The decision


IN THE UPPER TRIBUNAL
IMMIGRATION AND ASYLUM CHAMBER
Case Nos: UI-2023-003851
UI-2023-003854

First-tier Tribunal Nos: HU/58782/2022
HU/58783/2022
(LH/00698/2023)
(LH/00699/2023)

THE IMMIGRATION ACTS

Decision & Reasons Issued:
On the 07 December 2023

Before

DEPUTY UPPER TRIBUNAL JUDGE JARVIS

Between

GOPAL CHANDRA GHOSH (Appellant 1)
NAMITA GHOSH (Appellant 2)
(NO ANONYMITY ORDERS MADE)
Appellants
and

THE ENTRY CLEARANCE OFFICER

Respondent

Representation:
For the Appellants: Ms K. McCarthy, Counsel instructed by Direct Access
For the Respondent: Mr M. Parvar, Senior Home Office Presenting Officer

Heard at Field House on 22 November 2023

DECISION AND REASONS

Introduction

1. The Appellants appeal the decision of First-tier Tribunal Judge Coll (hereafter “the Judge”) who dismissed their Article 8 ECHR appeals against the decisions of the Respondent to refuse them Leave to Enter the UK under the Adult Dependent Relative route within the Immigration Rules.

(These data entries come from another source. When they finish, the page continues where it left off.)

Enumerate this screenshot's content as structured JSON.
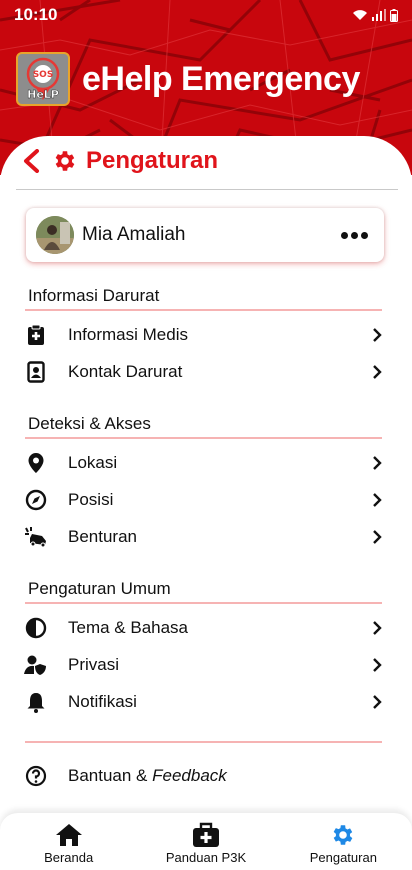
{
  "status_bar": {
    "time": "10:10"
  },
  "app": {
    "title": "eHelp Emergency",
    "logo_text_top": "SOS",
    "logo_text_bottom": "HeLP"
  },
  "page": {
    "title": "Pengaturan"
  },
  "profile": {
    "name": "Mia Amaliah"
  },
  "sections": [
    {
      "title": "Informasi Darurat",
      "items": [
        {
          "label": "Informasi Medis",
          "icon": "medical-clipboard-icon"
        },
        {
          "label": "Kontak Darurat",
          "icon": "contact-card-icon"
        }
      ]
    },
    {
      "title": "Deteksi & Akses",
      "items": [
        {
          "label": "Lokasi",
          "icon": "location-pin-icon"
        },
        {
          "label": "Posisi",
          "icon": "compass-icon"
        },
        {
          "label": "Benturan",
          "icon": "car-crash-icon"
        }
      ]
    },
    {
      "title": "Pengaturan Umum",
      "items": [
        {
          "label": "Tema & Bahasa",
          "icon": "theme-contrast-icon"
        },
        {
          "label": "Privasi",
          "icon": "user-shield-icon"
        },
        {
          "label": "Notifikasi",
          "icon": "bell-icon"
        }
      ]
    }
  ],
  "help": {
    "label_main": "Bantuan & ",
    "label_italic": "Feedback"
  },
  "nav": {
    "items": [
      {
        "label": "Beranda",
        "icon": "home-icon"
      },
      {
        "label": "Panduan P3K",
        "icon": "first-aid-kit-icon"
      },
      {
        "label": "Pengaturan",
        "icon": "gear-icon",
        "active": true
      }
    ]
  },
  "colors": {
    "brand_red": "#e0141b",
    "header_red": "#c8060d",
    "active_nav": "#1e88e5"
  }
}
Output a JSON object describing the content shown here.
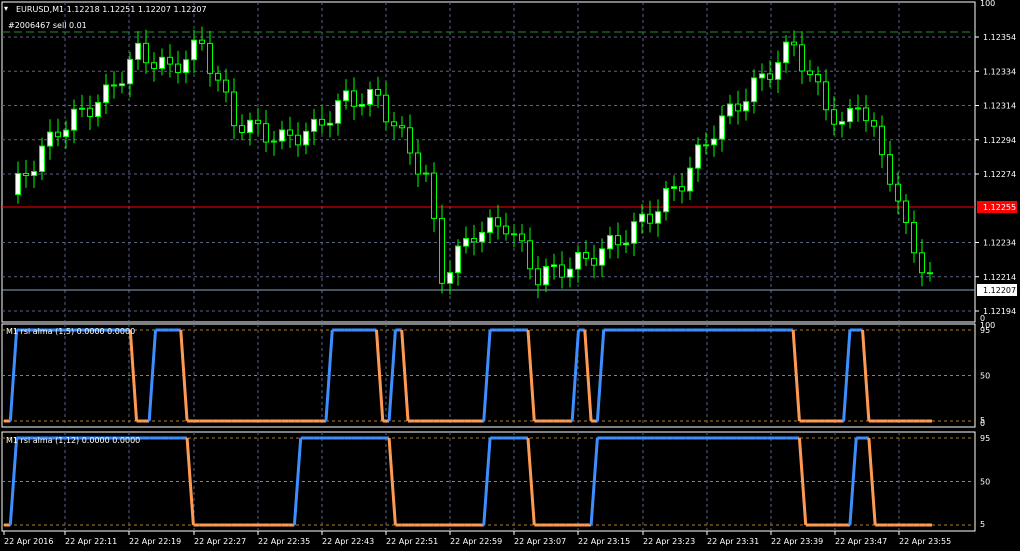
{
  "header": {
    "symbol_line": "EURUSD,M1  1.12218 1.12251 1.12207 1.12207",
    "order_label": "#2006467 sell 0.01"
  },
  "price_panel": {
    "price_ticks": [
      "1.12354",
      "1.12334",
      "1.12314",
      "1.12294",
      "1.12274",
      "1.12255",
      "1.12234",
      "1.12214",
      "1.12207",
      "1.12194"
    ],
    "sell_line_label": "1.12255",
    "current_price_label": "1.12207"
  },
  "indicators": [
    {
      "label": "M1 rsi alma (1,5) 0.0000 0.0000",
      "levels": [
        "100",
        "95",
        "50",
        "5",
        "0"
      ]
    },
    {
      "label": "M1 rsi alma (1,12) 0.0000 0.0000",
      "levels": [
        "100",
        "95",
        "50",
        "5",
        "0"
      ]
    }
  ],
  "time_axis": [
    "22 Apr 2016",
    "22 Apr 22:11",
    "22 Apr 22:19",
    "22 Apr 22:27",
    "22 Apr 22:35",
    "22 Apr 22:43",
    "22 Apr 22:51",
    "22 Apr 22:59",
    "22 Apr 23:07",
    "22 Apr 23:15",
    "22 Apr 23:23",
    "22 Apr 23:31",
    "22 Apr 23:39",
    "22 Apr 23:47",
    "22 Apr 23:55"
  ],
  "colors": {
    "background": "#000000",
    "grid": "#5a6480",
    "bull_candle": "#ffffff",
    "bear_candle": "#000000",
    "wick": "#00ff00",
    "sell_line": "#ff0000",
    "bid_line": "#7fa8c8",
    "sell_level": "#2a8c2a",
    "rsi_up": "#3d8fff",
    "rsi_down": "#ff9a52",
    "level_line": "#b08020"
  },
  "chart_data": [
    {
      "type": "candlestick",
      "title": "EURUSD,M1",
      "ohlc_last": {
        "open": 1.12218,
        "high": 1.12251,
        "low": 1.12207,
        "close": 1.12207
      },
      "ylim": [
        1.12194,
        1.12354
      ],
      "bid": 1.12207,
      "sell_order_price": 1.12255
    },
    {
      "type": "line",
      "name": "M1 rsi alma (1,5)",
      "ylim": [
        0,
        100
      ],
      "states": [
        0,
        0,
        1,
        1,
        1,
        1,
        1,
        1,
        1,
        1,
        1,
        1,
        1,
        1,
        1,
        1,
        1,
        1,
        1,
        1,
        1,
        0,
        0,
        0,
        1,
        1,
        1,
        1,
        1,
        0,
        0,
        0,
        0,
        0,
        0,
        0,
        0,
        0,
        0,
        0,
        0,
        0,
        0,
        0,
        0,
        0,
        0,
        0,
        0,
        0,
        0,
        0,
        1,
        1,
        1,
        1,
        1,
        1,
        1,
        1,
        0,
        0,
        1,
        1,
        0,
        0,
        0,
        0,
        0,
        0,
        0,
        0,
        0,
        0,
        0,
        0,
        0,
        1,
        1,
        1,
        1,
        1,
        1,
        1,
        0,
        0,
        0,
        0,
        0,
        0,
        0,
        1,
        1,
        0,
        0,
        1,
        1,
        1,
        1,
        1,
        1,
        1,
        1,
        1,
        1,
        1,
        1,
        1,
        1,
        1,
        1,
        1,
        1,
        1,
        1,
        1,
        1,
        1,
        1,
        1,
        1,
        1,
        1,
        1,
        1,
        1,
        0,
        0,
        0,
        0,
        0,
        0,
        0,
        0,
        1,
        1,
        1,
        0,
        0,
        0,
        0,
        0,
        0,
        0,
        0,
        0,
        0,
        0
      ]
    },
    {
      "type": "line",
      "name": "M1 rsi alma (1,12)",
      "ylim": [
        0,
        100
      ],
      "states": [
        0,
        0,
        1,
        1,
        1,
        1,
        1,
        1,
        1,
        1,
        1,
        1,
        1,
        1,
        1,
        1,
        1,
        1,
        1,
        1,
        1,
        1,
        1,
        1,
        1,
        1,
        1,
        1,
        1,
        1,
        0,
        0,
        0,
        0,
        0,
        0,
        0,
        0,
        0,
        0,
        0,
        0,
        0,
        0,
        0,
        0,
        0,
        1,
        1,
        1,
        1,
        1,
        1,
        1,
        1,
        1,
        1,
        1,
        1,
        1,
        1,
        1,
        0,
        0,
        0,
        0,
        0,
        0,
        0,
        0,
        0,
        0,
        0,
        0,
        0,
        0,
        0,
        1,
        1,
        1,
        1,
        1,
        1,
        1,
        0,
        0,
        0,
        0,
        0,
        0,
        0,
        0,
        0,
        0,
        1,
        1,
        1,
        1,
        1,
        1,
        1,
        1,
        1,
        1,
        1,
        1,
        1,
        1,
        1,
        1,
        1,
        1,
        1,
        1,
        1,
        1,
        1,
        1,
        1,
        1,
        1,
        1,
        1,
        1,
        1,
        1,
        1,
        0,
        0,
        0,
        0,
        0,
        0,
        0,
        0,
        1,
        1,
        1,
        0,
        0,
        0,
        0,
        0,
        0,
        0,
        0,
        0,
        0
      ]
    }
  ]
}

2. Permission was granted by Judge G Clarke on 11 September 2023 with no restriction on the grounds to be argued.

Relevant background

3. The Appellants are nationals of India born in 1942 and 1948 respectively. It is accepted in this case that Appellant 1 suffers with dementia and needs long-term personal care (para. 17 of the Judge’s decision); Appellant 2 suffers with cirrhosis of the liver, (para. 18).

4. On 6 May 2022, the Appellants applied for entry clearance as the adult dependent relatives of their son (and Sponsor), Mr Sudipt Ghosh who has Indefinite Leave to Remain in the UK.

5. These applications were refused by the Respondent on 24 October 2022 and the Appellants therefore appealed to the First-tier Tribunal.

6. The appeal was heard before the Judge at Taylor House on 21 June 2023. On 19 June and 20 June 2023, the Sponsor uploaded 35 further documents (including a video) onto the CCD platform.

The Judge’s decision

7. At the hearing before the Judge, the Sponsor attended but there was no representation for the Appellants. Equally the Appellants were residing in India and therefore could not be present during the appeal hearing itself.

8. According to para. 9 of the decision, the Respondent did not send the additional 35 documents to Mr Eaton (who was representing the Respondent at the hearing).

9. At para. 10, the Judge records that the Sponsor asked the Tribunal to consider the additional 35 items of further evidence and explained that because he was representing himself he could not have known that he should provide the further evidence earlier.

10. The Judge concluded that this was insufficient explanation for why the documents were admitted late. The Judge reasoned that the directions were easy to understand and that the Sponsor came across as an intelligent individual who should have had no difficulty in understanding them. It is also recorded that Mr Eaton opposed the application to admit the documents on the basis that the Respondent would be ambushed.

11. The Judge concluded that the documents should not be admitted because: one the Sponsor had not given a plausible explanation for the late service of the documents and two, that it would be unfair to the Respondent to admit them.

12. It is also clear from para. 11 that the Sponsor had expected the Tribunal’s interpreter to be able to assist him with translating letters from his mother and maternal uncle written in Hindi. The Judge agreed with the Respondent’s objection and decided that the Tribunal interpreter should not be used for this purpose and recorded that the Sponsor had given no plausible explanation for why he had not sought to pay for certified translations of the letters. The Judge also thought that allowing the interpreter to assist with the translation would amount to a further ambush against the Respondent and that in any event these letters were within the 35 documents which had not been admitted.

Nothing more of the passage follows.